Ação da EasyGo não tem autorização da Pokémon Company | Judão

Empresa responsável pelo serviço de transporte particular acredita que “detentora dos direitos do jogo beneficiará da publicidade gratuita”

No início desse ano, o Jedi’s Burger & Grill, lanchonete que tinha nome, decoração e nome dos lanches relacionados a Star Wars, se viu obrigado a mudar de nome, passando a Jeti’s Burger & Grill. A razão foi bem simples: a LucasFilm notificou judicialmente os responsáveis para que retirassem tudo o que tivesse ligação com a saga criada por George Lucas, simplesmente porque eles não tinham a chamada LICENÇA.

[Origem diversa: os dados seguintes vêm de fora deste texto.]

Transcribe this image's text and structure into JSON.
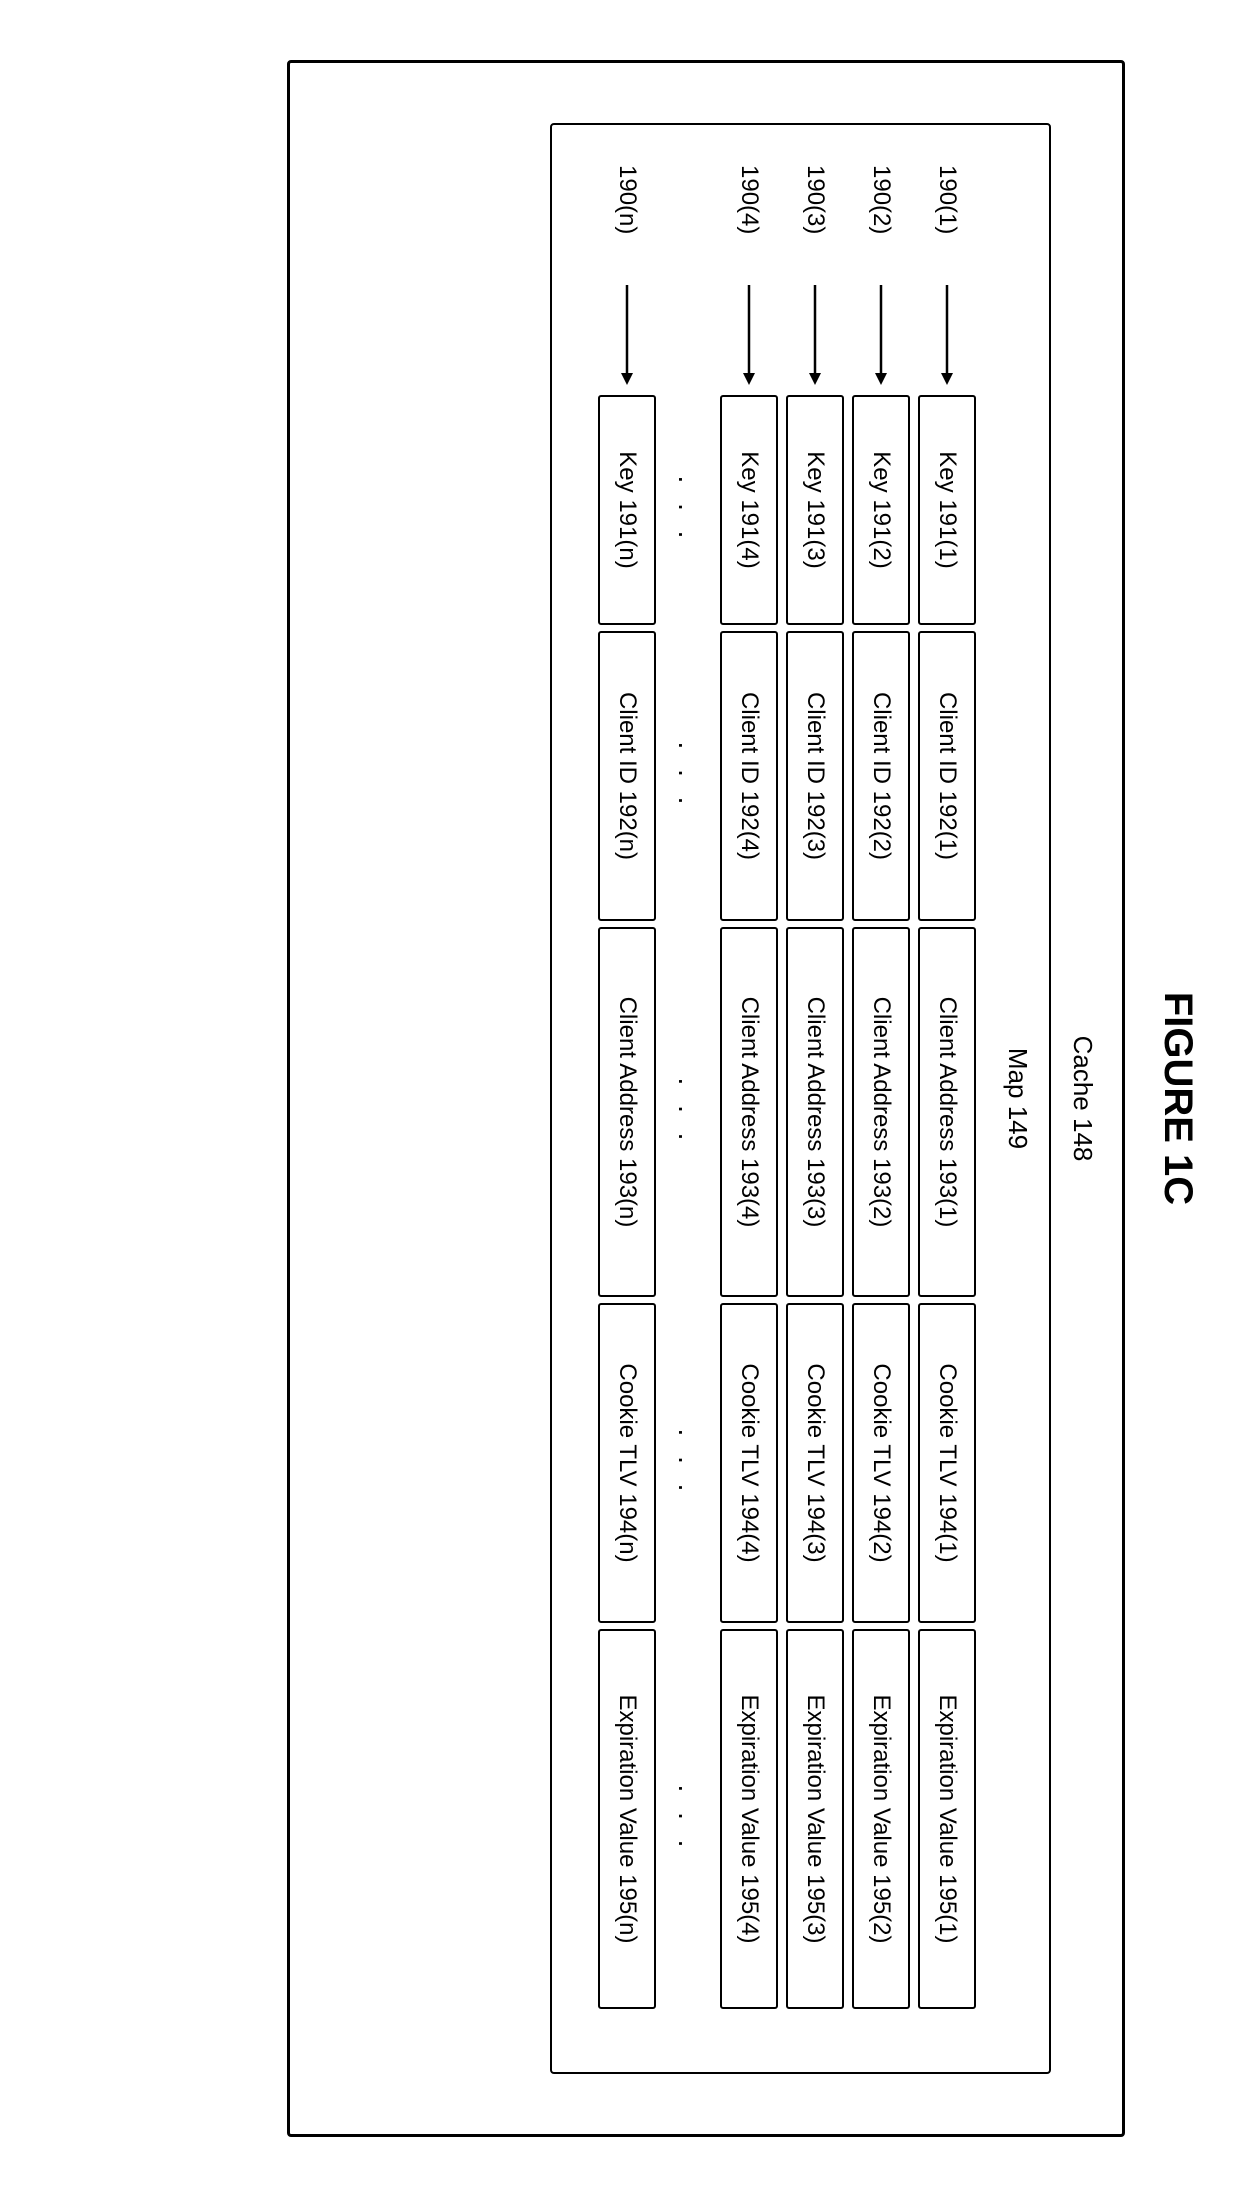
{
  "figure_title": "FIGURE 1C",
  "cache_label": "Cache 148",
  "map_label": "Map 149",
  "ellipsis": ". . .",
  "rows": [
    {
      "label": "190(1)",
      "key": "Key 191(1)",
      "client_id": "Client ID 192(1)",
      "client_addr": "Client Address 193(1)",
      "cookie_tlv": "Cookie TLV 194(1)",
      "expiration": "Expiration Value 195(1)"
    },
    {
      "label": "190(2)",
      "key": "Key 191(2)",
      "client_id": "Client ID 192(2)",
      "client_addr": "Client Address 193(2)",
      "cookie_tlv": "Cookie TLV 194(2)",
      "expiration": "Expiration Value 195(2)"
    },
    {
      "label": "190(3)",
      "key": "Key 191(3)",
      "client_id": "Client ID 192(3)",
      "client_addr": "Client Address 193(3)",
      "cookie_tlv": "Cookie TLV 194(3)",
      "expiration": "Expiration Value 195(3)"
    },
    {
      "label": "190(4)",
      "key": "Key 191(4)",
      "client_id": "Client ID 192(4)",
      "client_addr": "Client Address 193(4)",
      "cookie_tlv": "Cookie TLV 194(4)",
      "expiration": "Expiration Value 195(4)"
    }
  ],
  "row_n": {
    "label": "190(n)",
    "key": "Key 191(n)",
    "client_id": "Client ID 192(n)",
    "client_addr": "Client Address 193(n)",
    "cookie_tlv": "Cookie TLV 194(n)",
    "expiration": "Expiration Value 195(n)"
  }
}
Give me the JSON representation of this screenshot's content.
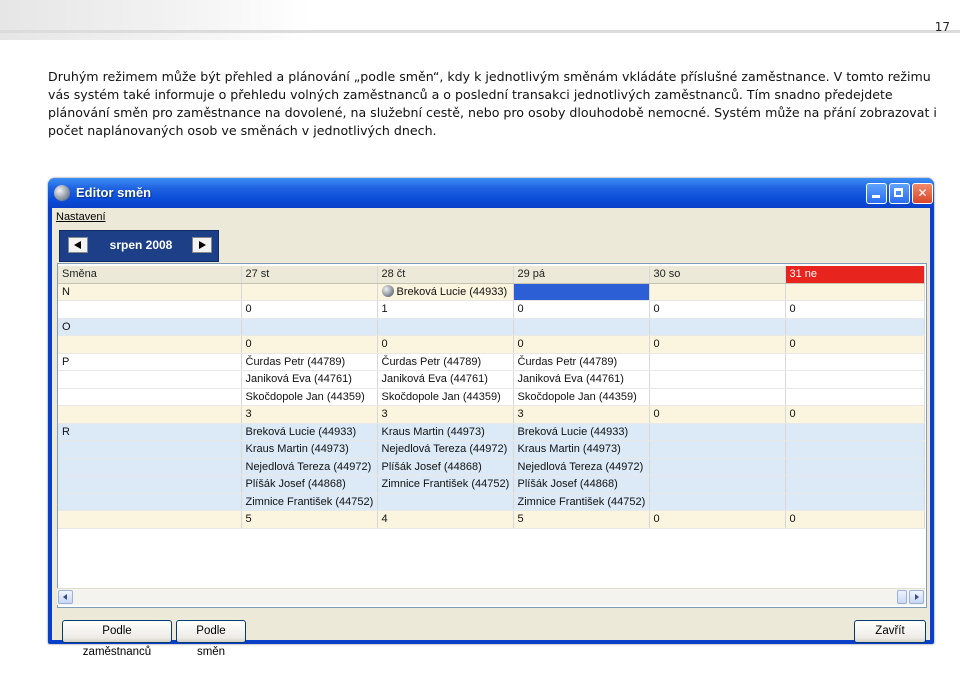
{
  "page_number": "17",
  "intro_text": "Druhým režimem může být přehled a plánování „podle směn“, kdy k jednotlivým směnám vkládáte příslušné zaměstnance. V tomto režimu vás systém také informuje o přehledu volných zaměstnanců a o poslední transakci jednotlivých zaměstnanců. Tím snadno předejdete plánování směn pro zaměstnance na dovolené, na služební cestě, nebo pro osoby dlouhodobě nemocné. Systém může na přání zobrazovat i počet naplánovaných osob ve směnách v jednotlivých dnech.",
  "window": {
    "title": "Editor směn",
    "menu": [
      "Nastavení"
    ]
  },
  "month_nav": {
    "label": "srpen 2008"
  },
  "grid": {
    "headers": [
      "Směna",
      "27 st",
      "28 čt",
      "29 pá",
      "30 so",
      "31 ne"
    ],
    "rows": [
      [
        "N",
        "",
        "Breková Lucie (44933)",
        "",
        "",
        ""
      ],
      [
        "",
        "0",
        "1",
        "0",
        "0",
        "0"
      ],
      [
        "O",
        "",
        "",
        "",
        "",
        ""
      ],
      [
        "",
        "0",
        "0",
        "0",
        "0",
        "0"
      ],
      [
        "P",
        "Čurdas Petr (44789)",
        "Čurdas Petr (44789)",
        "Čurdas Petr (44789)",
        "",
        ""
      ],
      [
        "",
        "Janiková Eva (44761)",
        "Janiková Eva (44761)",
        "Janiková Eva (44761)",
        "",
        ""
      ],
      [
        "",
        "Skočdopole Jan (44359)",
        "Skočdopole Jan (44359)",
        "Skočdopole Jan (44359)",
        "",
        ""
      ],
      [
        "",
        "3",
        "3",
        "3",
        "0",
        "0"
      ],
      [
        "R",
        "Breková Lucie (44933)",
        "Kraus Martin (44973)",
        "Breková Lucie (44933)",
        "",
        ""
      ],
      [
        "",
        "Kraus Martin (44973)",
        "Nejedlová Tereza (44972)",
        "Kraus Martin (44973)",
        "",
        ""
      ],
      [
        "",
        "Nejedlová Tereza (44972)",
        "Plíšák Josef (44868)",
        "Nejedlová Tereza (44972)",
        "",
        ""
      ],
      [
        "",
        "Plíšák Josef (44868)",
        "Zimnice František (44752)",
        "Plíšák Josef (44868)",
        "",
        ""
      ],
      [
        "",
        "Zimnice František (44752)",
        "",
        "Zimnice František (44752)",
        "",
        ""
      ],
      [
        "",
        "5",
        "4",
        "5",
        "0",
        "0"
      ]
    ]
  },
  "buttons": {
    "by_employees": "Podle zaměstnanců",
    "by_shifts": "Podle směn",
    "close": "Zavřít"
  },
  "colors": {
    "weekend_header": "#e8241e",
    "selection": "#2c5fd6",
    "window_frame": "#0a3fc8"
  }
}
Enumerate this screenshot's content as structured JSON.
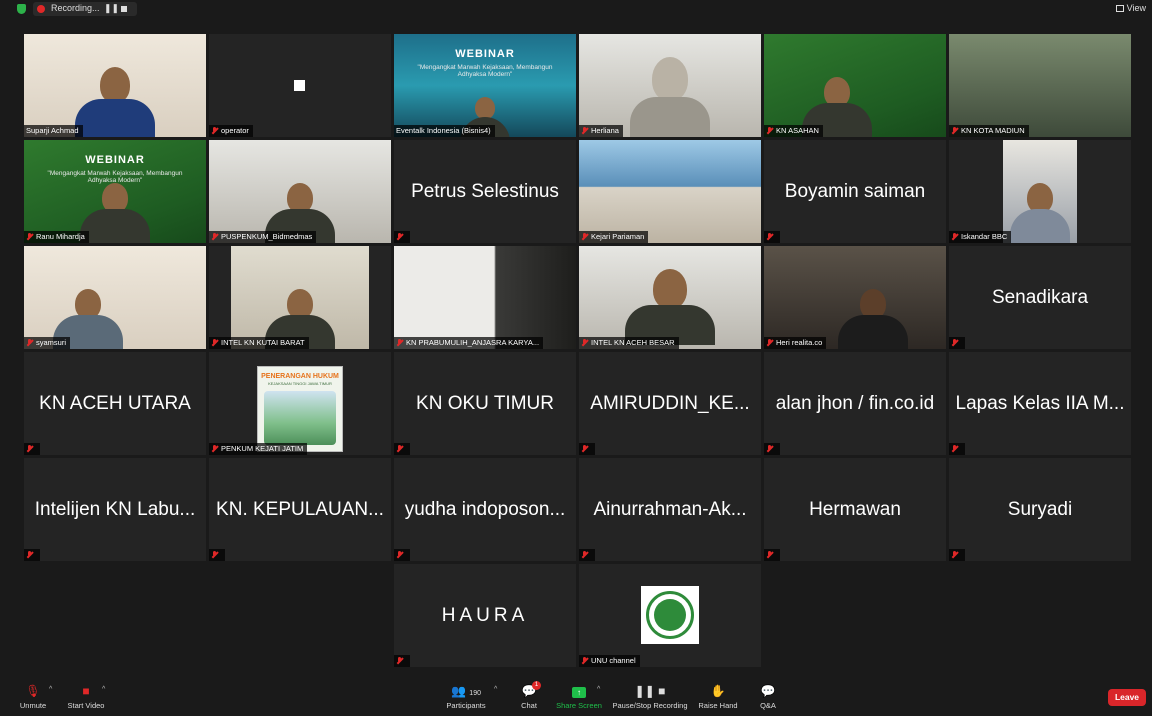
{
  "top_bar": {
    "recording_label": "Recording...",
    "pause_glyph": "❚❚",
    "view_label": "View"
  },
  "tiles": [
    {
      "name": "Suparji Achmad",
      "kind": "video",
      "active": true
    },
    {
      "name": "operator",
      "kind": "video"
    },
    {
      "name": "Eventalk Indonesia (Bisnis4)",
      "kind": "video"
    },
    {
      "name": "Herliana",
      "kind": "video"
    },
    {
      "name": "KN ASAHAN",
      "kind": "video"
    },
    {
      "name": "KN KOTA MADIUN",
      "kind": "video"
    },
    {
      "name": "Ranu Mihardja",
      "kind": "video"
    },
    {
      "name": "PUSPENKUM_Bidmedmas",
      "kind": "video"
    },
    {
      "name": "Petrus Selestinus",
      "kind": "name"
    },
    {
      "name": "Kejari Pariaman",
      "kind": "video"
    },
    {
      "name": "Boyamin saiman",
      "kind": "name"
    },
    {
      "name": "Iskandar BBC",
      "kind": "video"
    },
    {
      "name": "syamsuri",
      "kind": "video"
    },
    {
      "name": "INTEL KN KUTAI BARAT",
      "kind": "video"
    },
    {
      "name": "KN PRABUMULIH_ANJASRA KARYA...",
      "kind": "video"
    },
    {
      "name": "INTEL KN ACEH BESAR",
      "kind": "video"
    },
    {
      "name": "Heri realita.co",
      "kind": "video"
    },
    {
      "name": "Senadikara",
      "kind": "name"
    },
    {
      "name": "KN ACEH UTARA",
      "kind": "name"
    },
    {
      "name": "PENKUM KEJATI JATIM",
      "kind": "video"
    },
    {
      "name": "KN OKU TIMUR",
      "kind": "name"
    },
    {
      "name": "AMIRUDDIN_KE...",
      "kind": "name"
    },
    {
      "name": "alan jhon / fin.co.id",
      "kind": "name"
    },
    {
      "name": "Lapas Kelas IIA M...",
      "kind": "name"
    },
    {
      "name": "Intelijen KN Labu...",
      "kind": "name"
    },
    {
      "name": "KN. KEPULAUAN...",
      "kind": "name"
    },
    {
      "name": "yudha indoposon...",
      "kind": "name"
    },
    {
      "name": "Ainurrahman-Ak...",
      "kind": "name"
    },
    {
      "name": "Hermawan",
      "kind": "name"
    },
    {
      "name": "Suryadi",
      "kind": "name"
    },
    {
      "name": "HAURA",
      "kind": "name"
    },
    {
      "name": "UNU channel",
      "kind": "video"
    }
  ],
  "video_text": {
    "webinar": "WEBINAR",
    "webinar_sub": "\"Mengangkat Marwah Kejaksaan, Membangun Adhyaksa Modern\"",
    "poster_title": "PENERANGAN HUKUM",
    "poster_sub": "KEJAKSAAN TINGGI JAWA TIMUR"
  },
  "toolbar": {
    "unmute": "Unmute",
    "start_video": "Start Video",
    "participants": "Participants",
    "participants_count": "190",
    "chat": "Chat",
    "chat_badge": "1",
    "share_screen": "Share Screen",
    "pause_stop_recording": "Pause/Stop Recording",
    "raise_hand": "Raise Hand",
    "qa": "Q&A",
    "leave": "Leave"
  },
  "colors": {
    "active_speaker_border": "#c8e62a",
    "share_green": "#1fbf4a",
    "leave_red": "#d9262a",
    "muted_red": "#e02828"
  }
}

Licenciamento é essa coisa em que duas empresas se unem pra ganhar um dinheiro. Só como exemplo: a Mattel produz bonecos e outros brinquedos, certo? Elas só produzem bonecos e outros brinquedos da Marvel, por exemplo, porque obtém a licença. É um acordo bom pra todo mundo: a Mattel vende seus brinquedos, a Marvel divulga seus filmes, séries e quadrinhos. E os dois ganham dinheiro nessa história.

Na última quinta-feira (28), a Easy, responsável pelo EasyTaxi e, mais recentemente, o EasyGo (que nada mais é do que o Uber deles), anunciou que uma “divertida ação acontecerá em São Paulo de sexta a domingo (29/07-31/07) com todos os carros privados do EasyGo”. A ação: “motoristas se transformam em Pokémons e usuários serão presenteados com descontos”. Serão 30 Pokémons (“inclusive os lendários!”) e, quanto mais raros forem, maior o voucher.

Envolve ainda postar print da tela em rede social pra validar o desconto, enfim.

Com o lançamento de Pokémon Go no Brasil cada vez mais próximo — o site MMO Server Status chegou a afirmar que seria nesse domingo — questionamos a Easy pra saber se essa seria a primeira ação oficial da Pokémon Company em relação ao lançamento do jogo por aqui, o que inclusive confirmaria o lançamento nesse fim de semana. Para a nossa surpresa, descobrimos que, assim como aconteceu com os hambúrgueres Jedi, não se trata de uma parceria ou licenciamento.

Além dos nomes, Easy usa também artes e dá a entender que a ação é uma parceria

Além dos nomes, Easy usa também artes e dá a entender que a ação é uma parceria

“A Easy é uma empresa que atua em toda a América Latina e, assim como outras empresas, estamos promovendo um novo produto que está sendo lançado e que é de conhecimento geral da sociedade” afirmou a Easy em comunicado oficial ao JUDÃO. “Com esta campanha acreditamos que a detentora dos direitos do jogo beneficiará da publicidade gratuita promovida pela Easy”.

Desde o seu lançamento, Pokémon Go vem quebrando recordes atrás de recordes. Mais instalado que o Tinder, prestes a ter mais usuários ativos que o Twitter, mais usado que WhatsApp, Instagram, Snapchat e Messenger, forçou um painel no Hall H da Comic-Con e vive entrando nos trending topics do Brasil, com a galera maluca querendo o lançamento por aqui — sem contar o pessoal da Vila Olímpica, o que fez até o prefeito do Rio pedir pra que o jogo seja lançado.

“Para usar a marca Pokémon eles têm que obter uma autorização que no mundo da propriedade intelectual é a licença” afirmou a advogada Lilian Pimentel, ao JUDÃO. “Segundo a declaração que eles dão, apenas ‘acreditam’ que a detentora dos direitos vai aceitar isso. Ou seja, eles correm um risco muito grande de serem notificados a: cessar o uso dessa promoção, ou ter que pagar a licença”.

Segundo ela, porém, não necessariamente a ação da Easy é errada. “Qualquer empresa tem suas atividades de risco, mas é antiético porque sabem que estarão usando marca alheia em proveito próprio. E a publicidade, seja gratuita ou onerosa, é um acordo bilateral.”

Entramos em contato com a Nintendo of America, que registrou a marca Poémon Go no Brasil no ano passado, pra saber qual a posição da empresa diante do caso mas, até a publicação desta matéria, não recebemos uma resposta. Se e quando ela chegar, atualizaremos esta matéria ou publicaremos uma nova.